Toxic algae bloom threatens California Dungeness crab season, just weeks before the recreational season is set to start on November 7th.
Increasingly high temperatures and an alarming spread of phytoplankton are the underlying causes of the potential call off of Dungeness crab season in California this year. Earlier this year the National Oceanic and Atmospheric Administration announced that just off the West Coast, a toxic algae bloom was observed.
Algae or phytoplankton ingested by shrimp and other marine organism that constitute the food source of the California Dungeness crabs may produce a toxic acid. Dubbed the domoic acid, it represents a neurotoxin which may cause severe health problems. In addition to nausea, vomiting, diarrhea, more severe cases may result in patients suffering seizures or memory loss.
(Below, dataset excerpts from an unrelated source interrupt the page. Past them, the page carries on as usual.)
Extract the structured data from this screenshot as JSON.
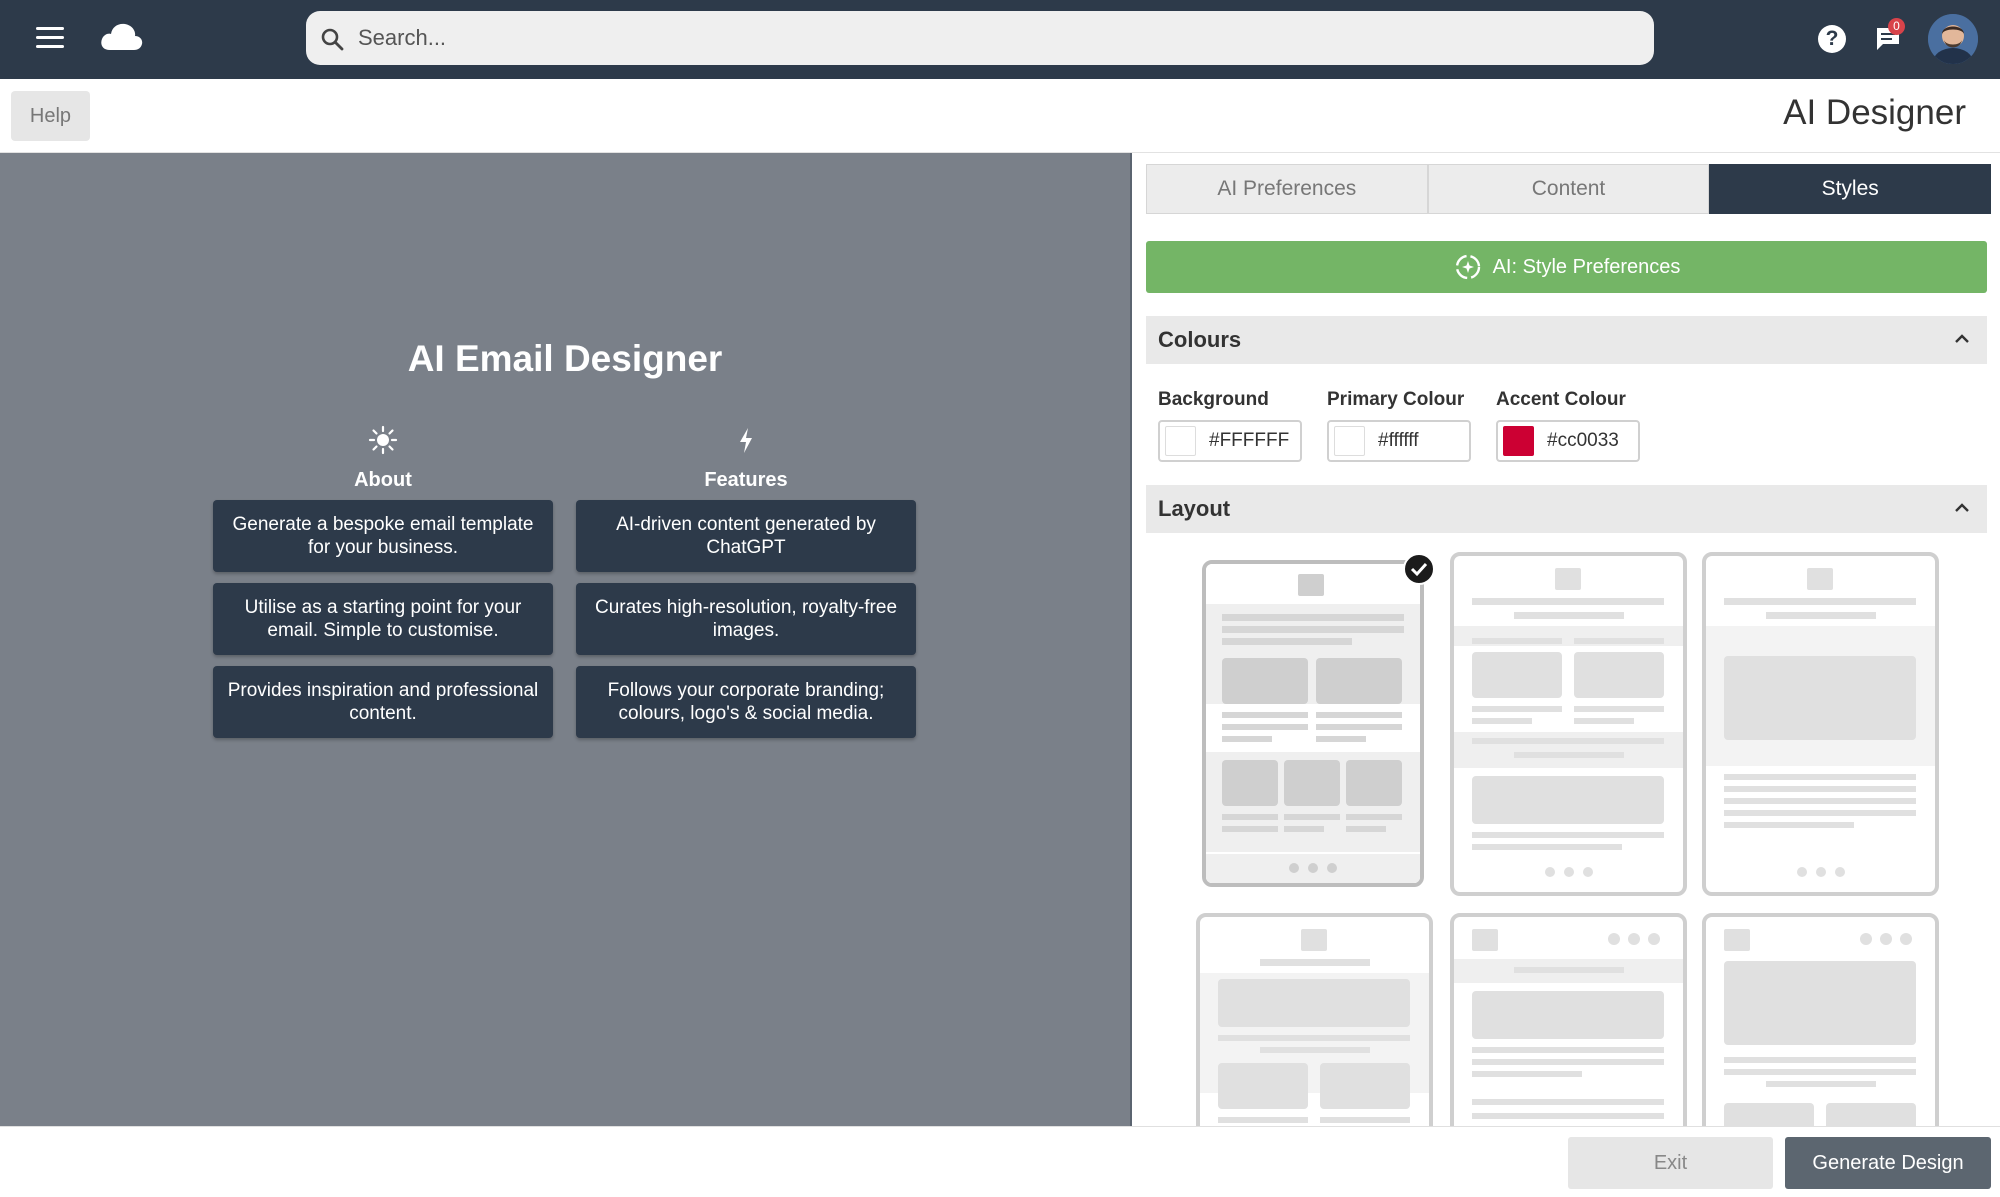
{
  "topbar": {
    "search_placeholder": "Search...",
    "help_glyph": "?",
    "notifications_count": "0",
    "icons": [
      "menu-icon",
      "cloud-logo-icon",
      "search-icon",
      "help-icon",
      "chat-icon",
      "avatar"
    ]
  },
  "subheader": {
    "help_label": "Help",
    "title": "AI Designer"
  },
  "preview": {
    "title": "AI Email Designer",
    "about": {
      "heading": "About",
      "icon": "sun-icon",
      "items": [
        "Generate a bespoke email template for your business.",
        "Utilise as a starting point for your email. Simple to customise.",
        "Provides inspiration and professional content."
      ]
    },
    "features": {
      "heading": "Features",
      "icon": "lightning-icon",
      "items": [
        "AI-driven content generated by ChatGPT",
        "Curates high-resolution, royalty-free images.",
        "Follows your corporate branding; colours, logo's & social media."
      ]
    }
  },
  "panel": {
    "tabs": [
      {
        "label": "AI Preferences",
        "active": false
      },
      {
        "label": "Content",
        "active": false
      },
      {
        "label": "Styles",
        "active": true
      }
    ],
    "ai_button_label": "AI: Style Preferences",
    "colours": {
      "heading": "Colours",
      "fields": [
        {
          "label": "Background",
          "value": "#FFFFFF",
          "swatch": "#FFFFFF"
        },
        {
          "label": "Primary Colour",
          "value": "#ffffff",
          "swatch": "#ffffff"
        },
        {
          "label": "Accent Colour",
          "value": "#cc0033",
          "swatch": "#cc0033"
        }
      ]
    },
    "layout": {
      "heading": "Layout",
      "selected_index": 0,
      "templates": [
        "two-column-grid-with-three-column-row",
        "two-column-grid-with-full-image",
        "single-hero-with-text",
        "hero-with-two-column-grid",
        "logo-with-social-header",
        "logo-with-social-hero"
      ]
    }
  },
  "footer": {
    "exit_label": "Exit",
    "generate_label": "Generate Design"
  },
  "colors": {
    "navbar": "#2d3a4a",
    "preview_bg": "#7a8089",
    "accent_green": "#74b566",
    "card_bg": "#2d3a4a"
  }
}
Ingesting domoic acid may even be fatal.
As toxic algae bloom threatens California Dungeness crab season, health authorities are monitoring the situation. Fishermen preparing for this holiday season are concerned that the results of test may deliver another blow to the industry.
Don Marshall, president of the California Small Boat Trollers Association, declared:
“If we lose the Thanksgiving market and the holiday market, that’s a crusher for us”.
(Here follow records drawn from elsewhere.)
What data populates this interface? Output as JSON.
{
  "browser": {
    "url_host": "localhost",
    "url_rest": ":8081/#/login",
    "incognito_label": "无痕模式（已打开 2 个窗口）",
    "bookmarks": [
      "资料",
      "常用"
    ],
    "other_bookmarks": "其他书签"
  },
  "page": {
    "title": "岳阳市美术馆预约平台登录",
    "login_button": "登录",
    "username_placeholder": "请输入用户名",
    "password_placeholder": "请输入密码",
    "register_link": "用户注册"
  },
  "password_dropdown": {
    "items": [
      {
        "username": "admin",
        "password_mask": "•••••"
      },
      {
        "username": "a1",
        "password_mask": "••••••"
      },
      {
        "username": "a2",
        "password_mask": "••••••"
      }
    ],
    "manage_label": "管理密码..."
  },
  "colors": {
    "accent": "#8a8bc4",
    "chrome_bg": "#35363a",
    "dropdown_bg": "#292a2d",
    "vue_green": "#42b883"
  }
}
On the other hand, the California Department of Public Health is currently running tests to establish the levels of domoic acid present on crab beds and in the water. According to official declarations, the tests concern Dungeness crabs encompassing eight areas.
These are: Morro and Monterey Bay, Bodega Bay, Half Moon Bay, Crescent City, Eureka, Trinidad, and Fort Bragg. The results are expected this week, with the California Fish and Wildlife Department urging patience.
The toxic algae bloom threatens California Dungeness crab season, and not only. Due to an intense spread this year, the Pacific seafood industry has taken a significant economic blow. At the same time, coastal tourism, as well as marine ecosystems have been affected. In the state of Washington, crab season was cancelled this summer.